The ADHD Tool You May Not Have Heard Of
It took me a real long time to realize I have attention-deficit/hyperactivity disorder (ADHD).
Growing up, I had spent a lot of my time reading books and binge-watching TV and soap operas with my mom (or sneaking downstairs at night just to watch more TV). Back then, I just thought it was fun to watch stories play out on screens and it was normal to imagine yourself in the plot. Different time periods, fantasies, and dragons — why not? It was always fun and relaxing for me to imagine I existed in a whole other realm where none of my bullies would come after me and my very mundane, teenage, angsty problems could not find me.
Later on, I learned this was called escapism.
And then later later on, I realized it was ADHD.
I learned people read books and watch movies to escape, but then I discovered many people don’t imagine themselves in the scenario.
And what does this mean? Sometimes, at home, at night, when I don’t have to be around others, I finally let it all out and… I cry. And that’s OK. But I am sad because I spend so much time mimicking and pretending and playing down part of myself, I feel like I don’t know who I am. I feel like I only know who I am as a character, who society needs me to be. But other times, I use this to my advantage, because why not?
I’ve started referring to these as my brain hacks and the most useful trick I have is body doubling… in my head. Except I didn’t even refer to it as body doubling because I didn’t realize this is what it was. I was simply imagining scenarios. Just role-playing, or play acting, if you will. And the wonders it does to help me focus and finish the task at hand.
You see, I am a huge Marvel fan. A big, big fan of the Marvel Cinematic Universe (MCU), and sometimes when I have a hard time focusing at work or find I’m not pushing as hard as I could be during a workout, I recognize this in myself and conjure up a plot in my head that encourages me to focus. Even as I’m writing this, I’m not Erica in her bedroom writing an article. I’m Erica, an associate of Stark Industries, putting together an important and timely report for Pepper Potts. Steve is standing at the door behind me, just wanting to check in on me after a mission, as we file reports.
And these scenarios are detailed. Let me tell you, they are detailed. Steve, right behind me, in my peripheral, is leaning against my door frame, still in his stealth suit, as Natasha just walked by and peeped her head in, because she and Pepper want to wrap this up and call it a night. So, how could I dilly dally or scroll through my phone when I have Avengers who need me to do what I do so they can do what they do? The world depends on it!

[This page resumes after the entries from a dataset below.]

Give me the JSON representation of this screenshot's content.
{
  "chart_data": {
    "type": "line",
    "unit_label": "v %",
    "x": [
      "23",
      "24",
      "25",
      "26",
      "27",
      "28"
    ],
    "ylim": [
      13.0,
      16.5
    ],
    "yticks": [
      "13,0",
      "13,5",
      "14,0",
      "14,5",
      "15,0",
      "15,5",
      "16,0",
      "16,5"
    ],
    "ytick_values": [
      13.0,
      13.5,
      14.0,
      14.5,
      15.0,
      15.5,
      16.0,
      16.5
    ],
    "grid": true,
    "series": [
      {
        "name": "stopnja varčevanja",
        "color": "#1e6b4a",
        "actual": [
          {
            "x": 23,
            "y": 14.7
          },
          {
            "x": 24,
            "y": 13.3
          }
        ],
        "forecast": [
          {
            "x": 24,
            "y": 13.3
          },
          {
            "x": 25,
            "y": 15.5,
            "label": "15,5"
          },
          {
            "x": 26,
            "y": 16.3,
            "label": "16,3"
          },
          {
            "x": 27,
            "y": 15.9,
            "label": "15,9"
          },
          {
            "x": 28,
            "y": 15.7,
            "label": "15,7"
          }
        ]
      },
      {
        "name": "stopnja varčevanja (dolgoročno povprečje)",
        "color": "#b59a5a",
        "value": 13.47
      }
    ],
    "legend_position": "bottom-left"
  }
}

But of course, I know this is all made up. I am under no illusion I’m actually in the Avengers tower, but the logic and concept here still stands. And it wasn’t until I was speaking with my friend Chris I realized this is indeed body doubling, but hey, whatever works, right?
I had never thought of it like this before. Why? Because my previously very limited knowledge of ADHD meant I knew folks with ADHD often worked better and could focus more when there was someone else in the room with them, but I never understood why. And I had always assumed it had to be a physical person. Or maybe a camera. But I’ve since learned being on camera with someone else (Zoom study dates!) or online working sessions while working from home also work. Or, in my case, a made-up alternate reality wherein Captain Rogers himself is the one supervising my work.
And that’s OK. Honestly? That’s cool. Because it means I can dream up any scenario as long as it help me get my work done. I could be on the moon, I could be in a submarine, or writing reports for Mr. Clark Kent… the possibilities are endless! And the best part is it works in any scenario. I’m not “doing chores,” I’m cleaning up the apartment in preparation for a million-dollar showing (I live in a shoebox). Forget food prep, I am an “Iron Chef” contestant on the Food Network! Or the “Competition For The World’s Fastest Laundry Folding.” The gamification is endless here.
And while ADHD and its lack of publicized knowledge for ADHD in adults can be scary, it can also be fun. And at the end of the day, if I’m getting all my work done, why not imagine I’m in a cook-off with Black Widow herself?